Обиженный резко вскочил, однако тут же упал, повергнутый мощным ударом в переносицу. Из носа у него потекла тонкая струйка темной крови. Старший из троицы мгновенно отреагировал на действие нападавшего и подскочил к нему. Он уже собирался нанести несколько ударов, как почувствовал, что тот мгновенно заломил его руку за спину и приставил к его горлу холодный металлический предмет.

Каким образом в руке у Монаха оказалось бритвенное лезвие, осталось для старшего и его «быков» загадкой.

Фомин же, еще плотнее прижимая острие бритвы к горлу жертвы, сквозь зубы процедил:

– Что ж ты, параша, рыпаешься? Спокойней, спокойней… Только дернись, и станешь вдыхать воздух сантиметров на двадцать ниже. Конь ты педальный. Не будь это мой дом, я бы тебя заставил сожрать твои собственные яйца. Бычье рогатое. Таких маромоек, как вы, на моей зоне петухи бушлатами гоняли, а потом заставляли парашу жрать. Сучий потрох, – говоря это, пахан свободной рукой залез тому под легкую спортивную куртку и вытащил пистолет.
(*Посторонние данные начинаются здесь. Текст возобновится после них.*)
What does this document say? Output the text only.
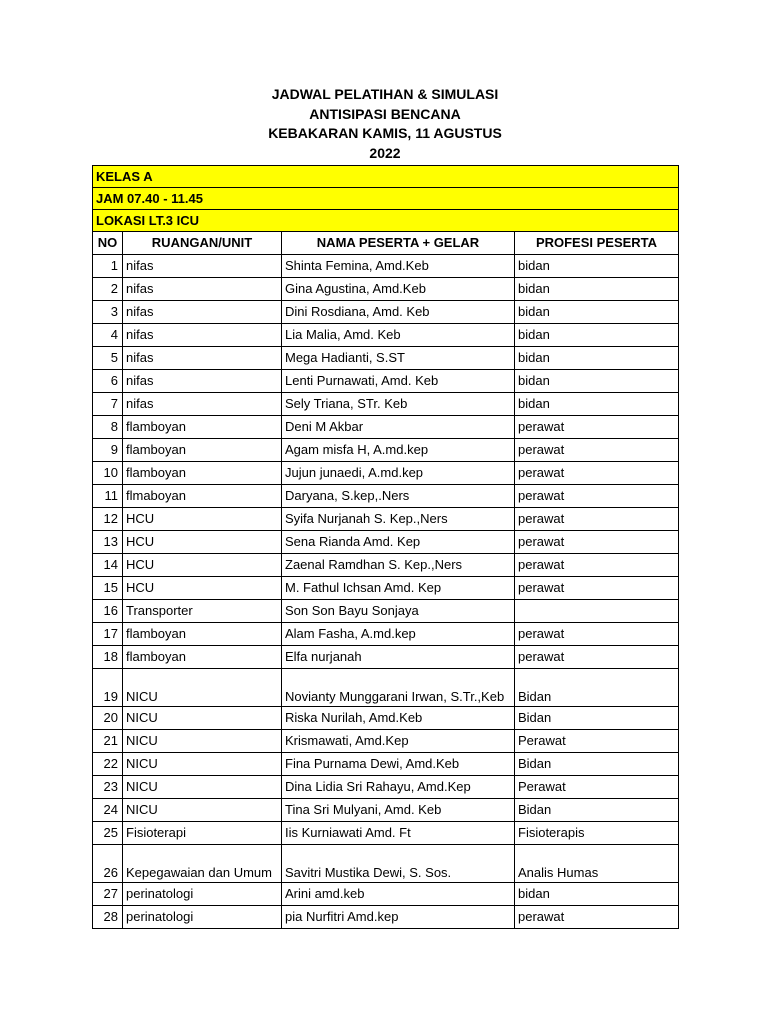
JADWAL PELATIHAN & SIMULASI
ANTISIPASI BENCANA
KEBAKARAN KAMIS, 11 AGUSTUS
2022
KELAS A			
JAM 07.40 - 11.45			
LOKASI LT.3 ICU			
NO	RUANGAN/UNIT	NAMA PESERTA + GELAR	PROFESI PESERTA
1	nifas	Shinta Femina, Amd.Keb	bidan
2	nifas	Gina Agustina, Amd.Keb	bidan
3	nifas	Dini Rosdiana, Amd. Keb	bidan
4	nifas	Lia Malia, Amd. Keb	bidan
5	nifas	Mega Hadianti, S.ST	bidan
6	nifas	Lenti Purnawati, Amd. Keb	bidan
7	nifas	Sely Triana, STr. Keb	bidan
8	flamboyan	Deni M Akbar	perawat
9	flamboyan	Agam misfa H, A.md.kep	perawat
10	flamboyan	Jujun junaedi, A.md.kep	perawat
11	flmaboyan	Daryana, S.kep,.Ners	perawat
12	HCU	Syifa Nurjanah S. Kep.,Ners	perawat
13	HCU	Sena Rianda Amd. Kep	perawat
14	HCU	Zaenal Ramdhan S. Kep.,Ners	perawat
15	HCU	M. Fathul Ichsan Amd. Kep	perawat
16	Transporter	Son Son Bayu Sonjaya	
17	flamboyan	Alam Fasha, A.md.kep	perawat
18	flamboyan	Elfa nurjanah	perawat
19	NICU	Novianty Munggarani Irwan, S.Tr.,Keb	Bidan
20	NICU	Riska Nurilah, Amd.Keb	Bidan
21	NICU	Krismawati, Amd.Kep	Perawat
22	NICU	Fina Purnama Dewi, Amd.Keb	Bidan
23	NICU	Dina Lidia Sri Rahayu, Amd.Kep	Perawat
24	NICU	Tina Sri Mulyani, Amd. Keb	Bidan
25	Fisioterapi	Iis Kurniawati Amd. Ft	Fisioterapis
26	Kepegawaian dan Umum	Savitri Mustika Dewi, S. Sos.	Analis Humas
27	perinatologi	Arini amd.keb	bidan
28	perinatologi	pia Nurfitri Amd.kep	perawat
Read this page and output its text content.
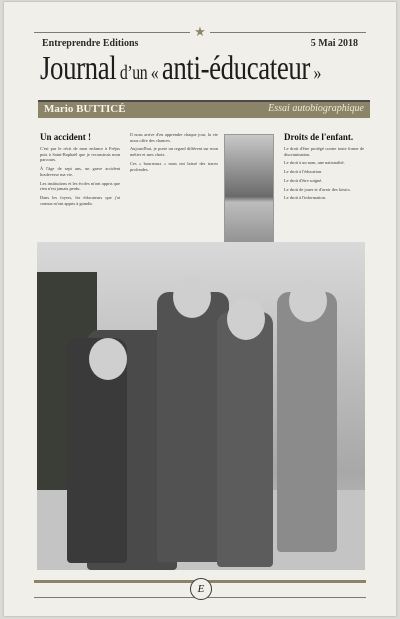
★
Entreprendre Editions	5 Mai 2018
Journal d’un « anti-éducateur »
Mario BUTTICÉ	Essai autobiographique
Un accident !

C'est par le récit de mon enfance à Fréjus puis à Saint-Raphaël que je reconstruis mon parcours.

À l'âge de sept ans, un grave accident bouleverse ma vie.

Les institutions et les écoles m'ont appris que rien n'est jamais perdu.

Dans les foyers, les éducateurs que j'ai connus m'ont appris à grandir.

Il nous arrive d'en apprendre chaque jour, la vie nous offre des chances.

Aujourd'hui, je porte un regard différent sur mon métier et mes choix.

Ces « bourreaux » nous ont laissé des traces profondes.

Droits de l'enfant.

Le droit d'être protégé contre toute forme de discrimination.

Le droit à un nom, une nationalité.

Le droit à l'éducation.

Le droit d'être soigné.

Le droit de jouer et d'avoir des loisirs.

Le droit à l'information.

E
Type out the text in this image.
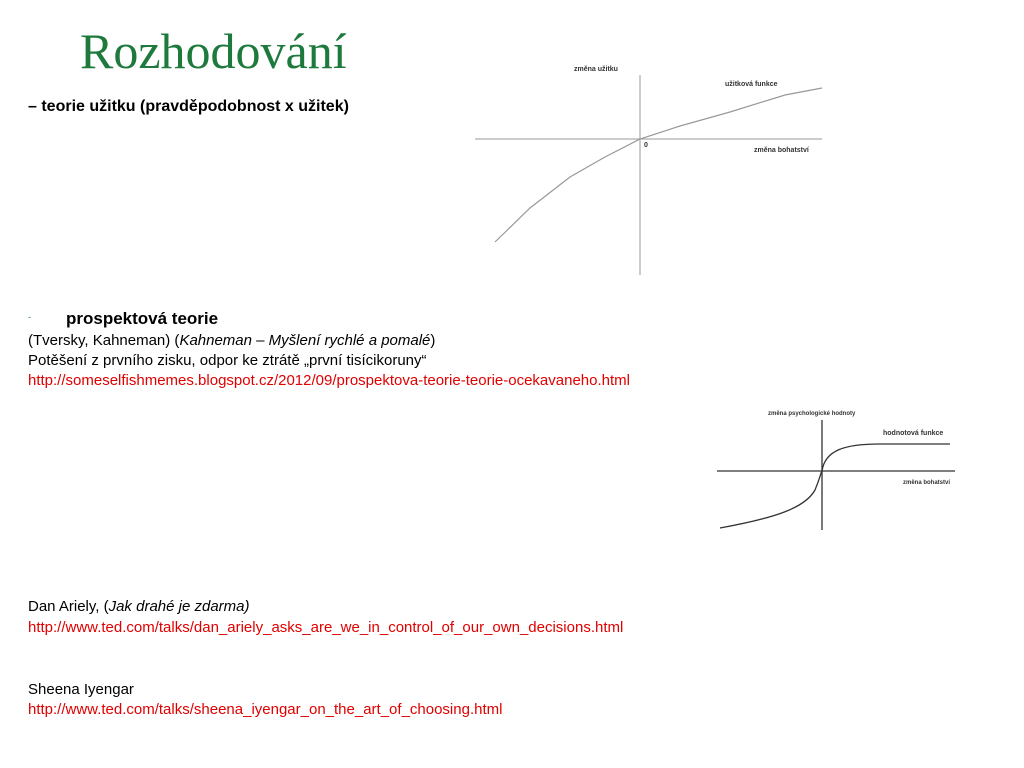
Rozhodování
– teorie užitku (pravděpodobnost x užitek)
změna užitku
užitková funkce
0
změna bohatství
- prospektová teorie
(Tversky, Kahneman) (Kahneman – Myšlení rychlé a pomalé)
Potěšení z prvního zisku, odpor ke ztrátě „první tisícikoruny“
http://someselfishmemes.blogspot.cz/2012/09/prospektova-teorie-teorie-ocekavaneho.html
změna psychologické hodnoty
hodnotová funkce
změna bohatství
Dan Ariely, (Jak drahé je zdarma)
http://www.ted.com/talks/dan_ariely_asks_are_we_in_control_of_our_own_decisions.html
Sheena Iyengar
http://www.ted.com/talks/sheena_iyengar_on_the_art_of_choosing.html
Передернув затвор, он навел ствол в голову противнику. – А теперь пусть твои сявки положат руки на головы и станут лицом к стене, если не хочешь, чтобы в твоей тупой башке стало свежее. Думаю, не сомневаешься, что я твои куриные мозги вмиг проветрю?

Недавний наглец только тихо прошептал, опасливо косясь на смотрящий в него бездонный металлический глаз пистолета:

– Делайте, что вам говорят.

Те, в свою очередь, медленно стали у стены, скрестив пальцы рук на затылках. Они явно не ожидали такого поворота событий, а потому даже не думали сопротивляться. Решительность татуированного жильца и особенно страшный взгляд его глаз полностью парализовали волю негодяев.

Монах приказал старшему из них лечь на пол лицом вниз, а сам ловко обыскал стоящих, внимательно отслеживая их реакцию.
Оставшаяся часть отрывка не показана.